If I get depressed, I wreck my dyla weturanya . You don’t know the number of times Sergei has saved me from myself on his visits. What will happen when he isn’t allowed to visit? What happens if I run out of candles? I’ll be alone in the dark for many moon cycles.”
“Rage response to other emotions? An Aries…and not a good match for me.”
She snatches the hat I made her from the bag I hold.
Every muscle in my body clenches in fear as she gingerly stands in the cramped space.
With her back bowed to avoid the tree limbs, she turns her back to me.
She’s leaving.
“Wait? Where are you going? You can’t just walk away on the tundra!”
“I can’t stay with someone who admits he has anger issues.
By your own accounts, you doubt you can feed yourself in the coming months.
Why add an extra mouth? If you think I’m going to support you, you’re dreaming…but somehow, I don’t think that possibility dawned on you yet.
Well, I won’t be here for it. You will find another woman who smells nice, but forget about me.”
“Forget about you?”
I rush to my feet and haphazardly throw the bags over my shoulder.
They hit the limbs overhead and shower us with snow.
I have a second of pride when Hannah jams the hat I made her over her hair.
To provide for her is my purpose in life! She’s a heartbeat from walking out of it.
“Don’t try to stop me!”
She pushes the branches aside and exits our haven.
Sleet smacks me as the branches fall back into place.
Her legs stomp with the power of her fury, but her strides are a quarter of mine.

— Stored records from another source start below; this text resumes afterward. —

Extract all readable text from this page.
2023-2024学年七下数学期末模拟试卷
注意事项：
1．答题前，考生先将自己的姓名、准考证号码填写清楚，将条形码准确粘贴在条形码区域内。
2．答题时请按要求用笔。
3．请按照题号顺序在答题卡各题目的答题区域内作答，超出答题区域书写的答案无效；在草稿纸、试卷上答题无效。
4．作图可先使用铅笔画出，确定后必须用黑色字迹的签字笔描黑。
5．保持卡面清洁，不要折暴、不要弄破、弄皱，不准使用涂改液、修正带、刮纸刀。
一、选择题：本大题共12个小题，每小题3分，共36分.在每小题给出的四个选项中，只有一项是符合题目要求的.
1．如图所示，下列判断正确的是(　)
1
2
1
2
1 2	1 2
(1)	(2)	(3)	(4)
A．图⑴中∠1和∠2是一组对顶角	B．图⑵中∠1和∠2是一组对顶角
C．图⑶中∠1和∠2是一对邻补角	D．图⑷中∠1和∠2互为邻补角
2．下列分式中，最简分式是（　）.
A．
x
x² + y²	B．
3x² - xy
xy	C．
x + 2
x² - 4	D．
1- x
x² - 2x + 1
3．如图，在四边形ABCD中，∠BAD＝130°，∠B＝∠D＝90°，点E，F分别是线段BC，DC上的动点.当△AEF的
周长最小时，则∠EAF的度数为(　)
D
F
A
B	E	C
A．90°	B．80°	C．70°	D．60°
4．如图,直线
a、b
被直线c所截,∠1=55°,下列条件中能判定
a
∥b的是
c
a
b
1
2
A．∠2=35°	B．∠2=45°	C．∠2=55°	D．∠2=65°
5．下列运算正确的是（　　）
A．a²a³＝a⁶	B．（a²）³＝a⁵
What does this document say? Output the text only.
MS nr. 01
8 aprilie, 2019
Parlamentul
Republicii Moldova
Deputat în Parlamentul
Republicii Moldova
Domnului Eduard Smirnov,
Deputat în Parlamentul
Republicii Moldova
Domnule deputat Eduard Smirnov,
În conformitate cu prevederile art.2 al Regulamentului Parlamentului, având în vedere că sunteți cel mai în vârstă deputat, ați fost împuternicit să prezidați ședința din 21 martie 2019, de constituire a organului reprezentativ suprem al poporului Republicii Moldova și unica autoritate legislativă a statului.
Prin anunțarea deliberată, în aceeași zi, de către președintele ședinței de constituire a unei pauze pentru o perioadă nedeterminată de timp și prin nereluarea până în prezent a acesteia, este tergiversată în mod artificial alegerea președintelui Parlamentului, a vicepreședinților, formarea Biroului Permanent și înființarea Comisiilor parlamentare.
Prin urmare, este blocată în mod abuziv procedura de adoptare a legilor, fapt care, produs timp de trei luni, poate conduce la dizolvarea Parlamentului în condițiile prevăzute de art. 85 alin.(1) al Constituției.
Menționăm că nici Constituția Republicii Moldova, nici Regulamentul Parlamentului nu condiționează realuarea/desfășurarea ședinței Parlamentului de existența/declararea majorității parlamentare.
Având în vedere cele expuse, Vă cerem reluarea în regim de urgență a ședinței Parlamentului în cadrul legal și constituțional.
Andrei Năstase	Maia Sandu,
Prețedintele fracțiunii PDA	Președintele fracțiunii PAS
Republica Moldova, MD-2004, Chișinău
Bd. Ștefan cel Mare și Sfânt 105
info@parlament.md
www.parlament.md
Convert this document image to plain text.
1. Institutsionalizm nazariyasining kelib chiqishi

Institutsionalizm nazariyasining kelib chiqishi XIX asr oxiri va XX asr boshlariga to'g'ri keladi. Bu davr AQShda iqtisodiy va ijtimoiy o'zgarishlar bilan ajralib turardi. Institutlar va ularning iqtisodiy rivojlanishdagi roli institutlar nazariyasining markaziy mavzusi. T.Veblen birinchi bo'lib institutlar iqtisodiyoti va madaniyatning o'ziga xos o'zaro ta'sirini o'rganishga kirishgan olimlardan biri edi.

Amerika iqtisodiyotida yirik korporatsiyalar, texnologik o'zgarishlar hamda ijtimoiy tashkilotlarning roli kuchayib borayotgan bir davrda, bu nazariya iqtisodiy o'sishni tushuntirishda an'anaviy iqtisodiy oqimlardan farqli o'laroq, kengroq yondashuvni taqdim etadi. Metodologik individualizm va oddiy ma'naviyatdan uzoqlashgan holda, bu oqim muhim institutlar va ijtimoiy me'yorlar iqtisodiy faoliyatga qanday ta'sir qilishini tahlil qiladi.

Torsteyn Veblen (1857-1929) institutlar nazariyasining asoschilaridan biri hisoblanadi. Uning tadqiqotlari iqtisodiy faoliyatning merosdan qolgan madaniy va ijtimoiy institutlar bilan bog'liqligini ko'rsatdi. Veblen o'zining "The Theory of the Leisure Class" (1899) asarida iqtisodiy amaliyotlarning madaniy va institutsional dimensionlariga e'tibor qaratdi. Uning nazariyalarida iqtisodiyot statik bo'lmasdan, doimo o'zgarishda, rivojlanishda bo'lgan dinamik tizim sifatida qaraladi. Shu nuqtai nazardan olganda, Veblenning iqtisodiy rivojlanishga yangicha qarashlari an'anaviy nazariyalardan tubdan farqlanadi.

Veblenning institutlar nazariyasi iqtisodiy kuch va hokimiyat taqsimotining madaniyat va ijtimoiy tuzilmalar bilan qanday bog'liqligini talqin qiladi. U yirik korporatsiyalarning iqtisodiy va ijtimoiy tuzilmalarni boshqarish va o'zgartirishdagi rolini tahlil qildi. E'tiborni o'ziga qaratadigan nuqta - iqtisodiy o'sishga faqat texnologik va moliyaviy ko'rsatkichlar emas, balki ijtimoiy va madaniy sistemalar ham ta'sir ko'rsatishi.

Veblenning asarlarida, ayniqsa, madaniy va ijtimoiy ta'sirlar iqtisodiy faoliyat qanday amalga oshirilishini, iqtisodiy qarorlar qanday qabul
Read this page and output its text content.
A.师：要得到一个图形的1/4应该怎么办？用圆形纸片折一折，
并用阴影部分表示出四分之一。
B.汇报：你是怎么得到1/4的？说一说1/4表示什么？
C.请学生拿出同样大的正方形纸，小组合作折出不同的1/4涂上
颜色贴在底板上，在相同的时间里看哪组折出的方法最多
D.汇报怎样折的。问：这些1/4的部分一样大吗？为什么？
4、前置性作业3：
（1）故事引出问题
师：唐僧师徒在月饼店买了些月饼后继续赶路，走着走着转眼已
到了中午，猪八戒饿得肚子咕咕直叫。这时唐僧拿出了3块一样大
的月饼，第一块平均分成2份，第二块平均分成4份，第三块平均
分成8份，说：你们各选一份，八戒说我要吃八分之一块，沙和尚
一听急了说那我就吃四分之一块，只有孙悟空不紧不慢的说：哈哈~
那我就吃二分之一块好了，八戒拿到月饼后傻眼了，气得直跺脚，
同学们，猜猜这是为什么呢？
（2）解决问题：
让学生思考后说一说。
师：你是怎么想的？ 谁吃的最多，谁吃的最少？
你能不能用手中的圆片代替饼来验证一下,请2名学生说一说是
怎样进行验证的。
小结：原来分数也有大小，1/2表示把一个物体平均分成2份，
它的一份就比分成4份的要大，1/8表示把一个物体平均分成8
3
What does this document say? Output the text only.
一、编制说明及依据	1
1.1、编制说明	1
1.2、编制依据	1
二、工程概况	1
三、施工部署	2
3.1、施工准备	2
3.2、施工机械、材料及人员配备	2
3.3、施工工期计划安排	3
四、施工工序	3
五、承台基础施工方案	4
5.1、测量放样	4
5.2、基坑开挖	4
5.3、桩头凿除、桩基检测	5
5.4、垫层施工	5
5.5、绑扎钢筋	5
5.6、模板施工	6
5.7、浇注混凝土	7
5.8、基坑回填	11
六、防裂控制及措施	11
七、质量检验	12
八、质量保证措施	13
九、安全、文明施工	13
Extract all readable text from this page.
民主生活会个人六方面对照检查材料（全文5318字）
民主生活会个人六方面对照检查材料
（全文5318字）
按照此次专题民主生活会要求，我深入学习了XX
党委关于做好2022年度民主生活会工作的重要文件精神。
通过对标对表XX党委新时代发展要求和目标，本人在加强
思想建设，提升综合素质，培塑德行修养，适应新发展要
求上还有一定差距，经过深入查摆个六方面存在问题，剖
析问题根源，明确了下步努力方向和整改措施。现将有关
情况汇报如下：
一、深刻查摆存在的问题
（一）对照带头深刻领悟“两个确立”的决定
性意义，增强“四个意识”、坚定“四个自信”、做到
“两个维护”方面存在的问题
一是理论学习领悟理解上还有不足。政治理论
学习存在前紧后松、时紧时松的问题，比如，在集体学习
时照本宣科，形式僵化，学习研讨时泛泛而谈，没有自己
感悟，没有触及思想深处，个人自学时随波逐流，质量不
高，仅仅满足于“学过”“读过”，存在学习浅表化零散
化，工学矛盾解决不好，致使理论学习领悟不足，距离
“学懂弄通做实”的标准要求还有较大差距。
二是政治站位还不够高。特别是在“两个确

“Are you okay? You’re holding your belly and walking with a strange gate?”
“Fine, just freezing,”
she snaps.
My arms ache to carry her.
How do I tell her I’d carry her to the ends of the earth if she asked? “I said don’t try to stop me.”
“I wouldn’t dream of it,”
I whisper.
If she wants to judge my anger at living in the dark half the year, she should look at herself.
We’re walking into a strong northeastern wind with frigid sleet pelting our faces.
If she still wants to go south, she’s charging in the opposite direction, her vision cloudy with emotion. A strong, dominant mate would point out her mistake and coax her into a safe place until the storm passes. However, her anger and decision to abandon me leaves me in no position to correct her.
“Even if you traversed the tundra until you dropped from exhaustion, I would follow—not to convince you to stay with me, but to ease my heart’s need to keep you safe. ”
“Which makes no fucking sense,”
she grits through her chattering teeth.